I was deeply honored when my mentee Adama Bah included me in the acknowledgements of her book for young readers, Accused: My Story of Injustice
(Norton Young Readers, 2021): “I’ve saved the best for last: Nancy Ludmerer at Davis Polk and Wardwell LLP. I was able to finish high school because of this fantastic woman! She was my mentor and connected me with exceptional attorneys who eventually won me my asylum case.” I am grateful to Adama for her kind words and to Davis Polk for its support of the mentoring program and my pro bono work.
Mentoring remains as significant to me now as it was at Davis Polk. In my writing groups, I mentor other writers and rejoice when their work is published. I’ve taught a few workshops in writing and publishing flash fiction, both to high school students and to adults, and plan to do more. Finally, I’ve received wonderful mentoring from established writers throughout my writing career, most recently from Karen Bender on my longer-form writing and from Alice Kaltman on what to do when your book is accepted for publication.
What advice would you give to lawyers who would like to balance a passion for the arts with a legal career?

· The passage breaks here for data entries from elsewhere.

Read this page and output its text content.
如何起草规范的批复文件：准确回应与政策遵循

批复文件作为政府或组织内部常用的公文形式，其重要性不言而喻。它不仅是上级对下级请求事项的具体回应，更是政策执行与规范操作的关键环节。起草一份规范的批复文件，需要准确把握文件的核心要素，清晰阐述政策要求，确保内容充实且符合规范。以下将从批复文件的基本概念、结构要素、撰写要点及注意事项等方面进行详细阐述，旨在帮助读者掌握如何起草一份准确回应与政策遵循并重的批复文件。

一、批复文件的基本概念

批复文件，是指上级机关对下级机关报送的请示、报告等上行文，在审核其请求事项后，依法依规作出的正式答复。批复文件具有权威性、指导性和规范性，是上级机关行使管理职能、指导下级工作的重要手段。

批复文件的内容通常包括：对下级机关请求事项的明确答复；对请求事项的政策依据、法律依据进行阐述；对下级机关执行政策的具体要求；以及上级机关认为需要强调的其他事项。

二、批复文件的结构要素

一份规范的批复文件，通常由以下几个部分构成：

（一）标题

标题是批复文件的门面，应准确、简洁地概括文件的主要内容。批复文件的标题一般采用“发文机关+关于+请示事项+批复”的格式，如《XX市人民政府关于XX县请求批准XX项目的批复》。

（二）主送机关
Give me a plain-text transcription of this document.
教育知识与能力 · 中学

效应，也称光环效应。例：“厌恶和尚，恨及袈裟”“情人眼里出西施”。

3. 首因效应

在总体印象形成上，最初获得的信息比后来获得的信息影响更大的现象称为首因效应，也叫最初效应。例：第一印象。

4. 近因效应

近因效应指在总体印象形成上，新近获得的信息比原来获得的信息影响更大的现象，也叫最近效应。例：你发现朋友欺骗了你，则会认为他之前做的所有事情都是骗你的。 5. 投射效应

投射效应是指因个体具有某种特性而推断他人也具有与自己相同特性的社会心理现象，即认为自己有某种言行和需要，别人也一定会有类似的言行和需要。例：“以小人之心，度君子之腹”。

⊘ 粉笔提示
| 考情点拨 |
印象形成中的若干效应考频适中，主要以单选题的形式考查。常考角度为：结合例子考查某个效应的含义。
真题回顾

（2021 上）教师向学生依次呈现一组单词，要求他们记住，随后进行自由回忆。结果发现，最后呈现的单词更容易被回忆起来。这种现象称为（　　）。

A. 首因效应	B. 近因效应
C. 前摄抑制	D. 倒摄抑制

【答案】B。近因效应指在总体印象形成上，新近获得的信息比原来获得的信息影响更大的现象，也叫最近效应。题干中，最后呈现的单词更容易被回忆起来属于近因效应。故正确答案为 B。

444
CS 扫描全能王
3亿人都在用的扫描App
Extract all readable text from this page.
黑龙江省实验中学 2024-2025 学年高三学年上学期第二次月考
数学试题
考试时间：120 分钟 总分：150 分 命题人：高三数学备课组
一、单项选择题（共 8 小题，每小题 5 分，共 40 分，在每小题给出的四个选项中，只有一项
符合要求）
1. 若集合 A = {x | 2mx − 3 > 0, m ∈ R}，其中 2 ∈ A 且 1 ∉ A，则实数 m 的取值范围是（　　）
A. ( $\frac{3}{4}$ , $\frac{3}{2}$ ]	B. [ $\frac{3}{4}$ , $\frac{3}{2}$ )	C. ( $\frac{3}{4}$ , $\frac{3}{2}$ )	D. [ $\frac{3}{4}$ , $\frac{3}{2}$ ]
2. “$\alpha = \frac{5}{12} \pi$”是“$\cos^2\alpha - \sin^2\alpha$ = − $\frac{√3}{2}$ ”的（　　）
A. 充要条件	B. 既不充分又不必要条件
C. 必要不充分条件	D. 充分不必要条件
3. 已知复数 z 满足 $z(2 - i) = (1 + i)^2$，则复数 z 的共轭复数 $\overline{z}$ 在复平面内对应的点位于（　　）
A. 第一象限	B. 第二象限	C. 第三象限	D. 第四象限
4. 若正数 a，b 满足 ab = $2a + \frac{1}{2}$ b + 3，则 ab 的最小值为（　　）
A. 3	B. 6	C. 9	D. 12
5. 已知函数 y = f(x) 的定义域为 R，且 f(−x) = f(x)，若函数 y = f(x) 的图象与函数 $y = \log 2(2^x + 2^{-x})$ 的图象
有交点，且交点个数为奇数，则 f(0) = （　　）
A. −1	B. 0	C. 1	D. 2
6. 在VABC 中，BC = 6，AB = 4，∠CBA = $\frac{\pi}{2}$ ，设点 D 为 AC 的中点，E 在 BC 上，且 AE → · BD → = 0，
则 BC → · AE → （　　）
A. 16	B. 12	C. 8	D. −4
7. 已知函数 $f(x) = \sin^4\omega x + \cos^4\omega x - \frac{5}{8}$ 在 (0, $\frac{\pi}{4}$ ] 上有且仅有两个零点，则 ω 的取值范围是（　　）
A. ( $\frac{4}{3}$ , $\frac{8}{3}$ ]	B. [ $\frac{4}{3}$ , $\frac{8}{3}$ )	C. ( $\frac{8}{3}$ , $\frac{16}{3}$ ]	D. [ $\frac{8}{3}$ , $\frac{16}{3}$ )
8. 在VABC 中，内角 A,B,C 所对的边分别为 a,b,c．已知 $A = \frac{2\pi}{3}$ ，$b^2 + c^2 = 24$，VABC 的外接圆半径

My model for lawyers pursuing their artistic passions is a former Davis Polk corporate lawyer, Stephen Cho, now an Executive Director at Morgan Stanley. Stephen is a wonderful cellist. In 2006, while an associate at Davis Polk, he founded Camerata Notturna, an astonishingly good chamber orchestra. There are some professional musicians who perform with Camerata Notturna, but many are doctors, lawyers, investment bankers, company executives, or just plain folk. Many attended top music schools (Stephen went to Juilliard) but ended up pursuing other careers. Camerata Notturna musicians play with a joy and verve often lacking in performances by renowned orchestras. Pursuing artistic endeavors can make you a better and happier lawyer, a more interesting colleague, and a more resilient and sensitive human being. It can also lead to an immensely satisfying second career.